If more were actually getting done in Washington, there probably would be much less attention focused on how few times President Obama and Speaker John Boehner have met face-to-face, and on their "relationship."
But Congress is testing new lows in terms of legislative productivity, which leaves plenty of time for journalists to muse about the president-speaker relationship, such as it is, on the day of one of their rare meetings.
On Tuesday, the president and Boehner met one-on-one for the first time since December 2012. They've been part of group meetings and have talked by phone. But it was the first time in more than a year that they sat and talked with each other individually.
In a statement, an aide to the speaker said:
"The President and Speaker had a constructive conversation in the Oval Office for about an hour today. The two discussed a wide range of issues, including manufacturing, trade promotion authority, flood insurance, immigration, the President's health care law, Afghanistan, the appropriations process, California drought relief, wildfire suppression, and the highway bill. They agreed that there is a lot work to do the rest of the year, and it is important to work together wherever we can find common ground."
The relative lack of face-to-face meetings caused some members of the White House press corps to wonder if the president shouldn't have had more meetings with the speaker, or if Wednesday's meeting might be the breakthrough that could lead to a better relationship.
To which Jay Carney, the president's press secretary, said, "I think it's a press misconception that the success or failure of legislation in Congress depends on the relationship between a president and a speaker or a president and a leader in Congress. The president's relationship with the speaker, as the speaker has said and the president has said ... has always been solid. And the problem we've had in the past here in Washington has been often the dictation that has been provided by a segment of the House Republican Congress over what the House of Representatives would or would not do."
It's actually debatable whether Obama and Boehner have had a "solid" relationship in the normal understanding of that word. Theirs has been a troubled relationship at best.
That was no more apparent than in July 2011, when the leader's attempt to negotiate a grand bargain budget deal flopped and both men angrily pointed an accusing finger at each other.
And despite a very public golf outing between the men in 2011, Boehner has declined a number of invitations to White House state dinners. Boehner and other Republicans even declined an invitation to take in a screening of Lincoln at the White House.
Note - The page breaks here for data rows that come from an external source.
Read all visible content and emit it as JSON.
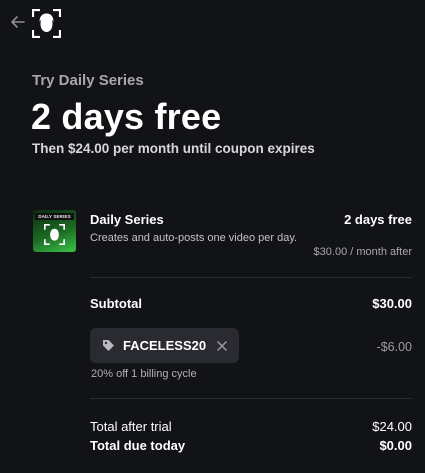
{
  "header": {
    "back_icon": "arrow-left-icon",
    "logo_icon": "face-frame-logo-icon"
  },
  "hero": {
    "eyebrow": "Try Daily Series",
    "title": "2 days free",
    "subtitle": "Then $24.00 per month until coupon expires"
  },
  "product": {
    "thumbnail_banner": "DAILY SERIES",
    "name": "Daily Series",
    "description": "Creates and auto-posts one video per day.",
    "price": "2 days free",
    "price_after": "$30.00 / month after"
  },
  "summary": {
    "subtotal_label": "Subtotal",
    "subtotal_value": "$30.00",
    "coupon_code": "FACELESS20",
    "coupon_icon": "tag-icon",
    "remove_icon": "close-icon",
    "discount_value": "-$6.00",
    "coupon_note": "20% off 1 billing cycle",
    "after_trial_label": "Total after trial",
    "after_trial_value": "$24.00",
    "due_today_label": "Total due today",
    "due_today_value": "$0.00"
  },
  "colors": {
    "background": "#121317",
    "coupon_chip": "#2a2b31",
    "thumbnail_green": "#39c548"
  }
}
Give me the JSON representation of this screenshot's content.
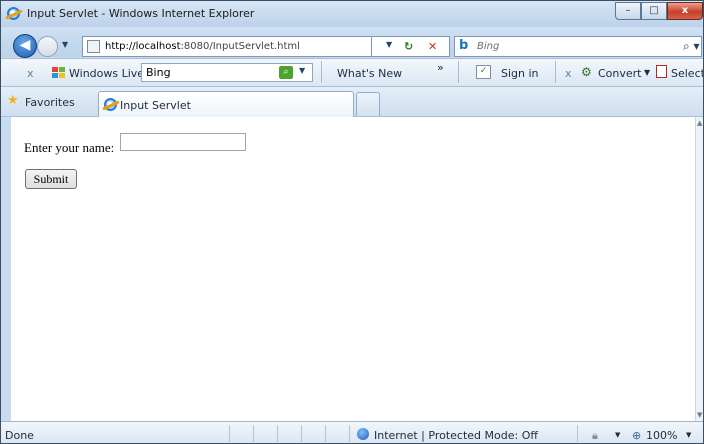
{
  "window": {
    "title": "Input Servlet - Windows Internet Explorer",
    "controls": {
      "minimize": "–",
      "maximize": "□",
      "close": "x"
    }
  },
  "address_bar": {
    "url_host": "http://localhost",
    "url_rest": ":8080/InputServlet.html",
    "search_placeholder": "Bing"
  },
  "toolbar": {
    "close_glyph": "x",
    "windows_live_label": "Windows Live",
    "search_value": "Bing",
    "whats_new_label": "What's New",
    "chevron": "»",
    "sign_in_label": "Sign in",
    "close2_glyph": "x",
    "convert_label": "Convert",
    "select_label": "Select"
  },
  "favorites_bar": {
    "favorites_label": "Favorites",
    "tab_title": "Input Servlet"
  },
  "page": {
    "name_label": "Enter your name:",
    "name_value": "",
    "submit_label": "Submit"
  },
  "status_bar": {
    "status_text": "Done",
    "zone_text": "Internet | Protected Mode: Off",
    "zoom_text": "100%"
  },
  "colors": {
    "chrome_blue": "#c9dbee",
    "close_red": "#c5412a",
    "bing_blue": "#1a78c2"
  }
}
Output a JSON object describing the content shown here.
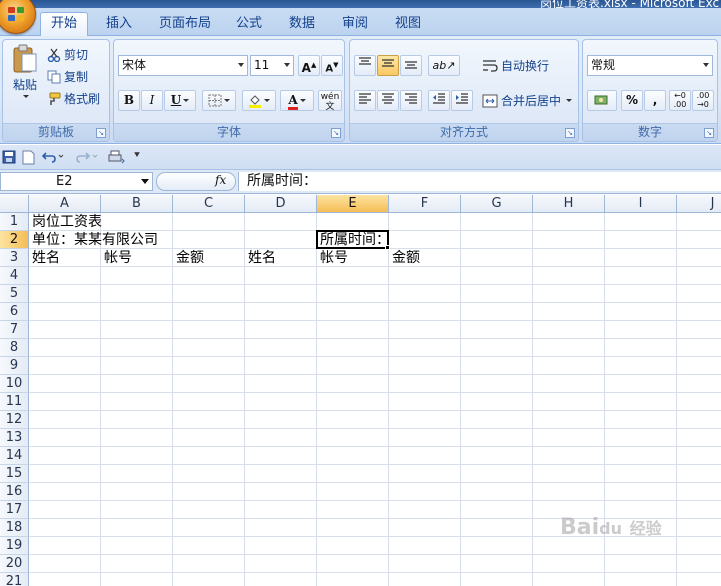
{
  "window": {
    "title": "岗位工资表.xlsx - Microsoft Exc"
  },
  "tabs": [
    {
      "label": "开始",
      "active": true
    },
    {
      "label": "插入"
    },
    {
      "label": "页面布局"
    },
    {
      "label": "公式"
    },
    {
      "label": "数据"
    },
    {
      "label": "审阅"
    },
    {
      "label": "视图"
    }
  ],
  "ribbon": {
    "clipboard": {
      "label": "剪贴板",
      "paste": "粘贴",
      "cut": "剪切",
      "copy": "复制",
      "format_painter": "格式刷"
    },
    "font": {
      "label": "字体",
      "name": "宋体",
      "size": "11",
      "bold": "B",
      "italic": "I",
      "underline": "U",
      "font_color_letter": "A",
      "font_color": "#e0201c",
      "highlight_color": "#f6f000",
      "phonetic": "wén"
    },
    "alignment": {
      "label": "对齐方式",
      "wrap_text": "自动换行",
      "merge_center": "合并后居中"
    },
    "number": {
      "label": "数字",
      "format": "常规",
      "percent": "%",
      "comma": ","
    }
  },
  "formula_bar": {
    "name_box": "E2",
    "fx": "fx",
    "content": "所属时间："
  },
  "sheet": {
    "columns": [
      "A",
      "B",
      "C",
      "D",
      "E",
      "F",
      "G",
      "H",
      "I",
      "J"
    ],
    "selected_column": "E",
    "rows": [
      "1",
      "2",
      "3",
      "4",
      "5",
      "6",
      "7",
      "8",
      "9",
      "10",
      "11",
      "12",
      "13",
      "14",
      "15",
      "16",
      "17",
      "18",
      "19",
      "20",
      "21"
    ],
    "selected_row": "2",
    "cells": {
      "A1": "岗位工资表",
      "A2": "单位：某某有限公司",
      "E2": "所属时间：",
      "A3": "姓名",
      "B3": "帐号",
      "C3": "金额",
      "D3": "姓名",
      "E3": "帐号",
      "F3": "金额"
    },
    "active_cell": "E2"
  },
  "watermark": {
    "brand": "Bai",
    "suffix": "du",
    "label": "经验"
  }
}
So not much about their relationship looks solid, certainly nothing on the order of what existed between, say, President Ronald Reagan and Speaker "Tip" O'Neill, D-Mass., in the 1980s.
But even if they had had a more outwardly friendly relationship, the Tea Party pressures inside the Republican conference, which until recently prevented Boehner from readily compromising with Obama, would have still existed through practically the entire time the Ohio congressman has been speaker.
It's hard to see how more White House meetings, state dinners or golf outings would have changed that state of affairs.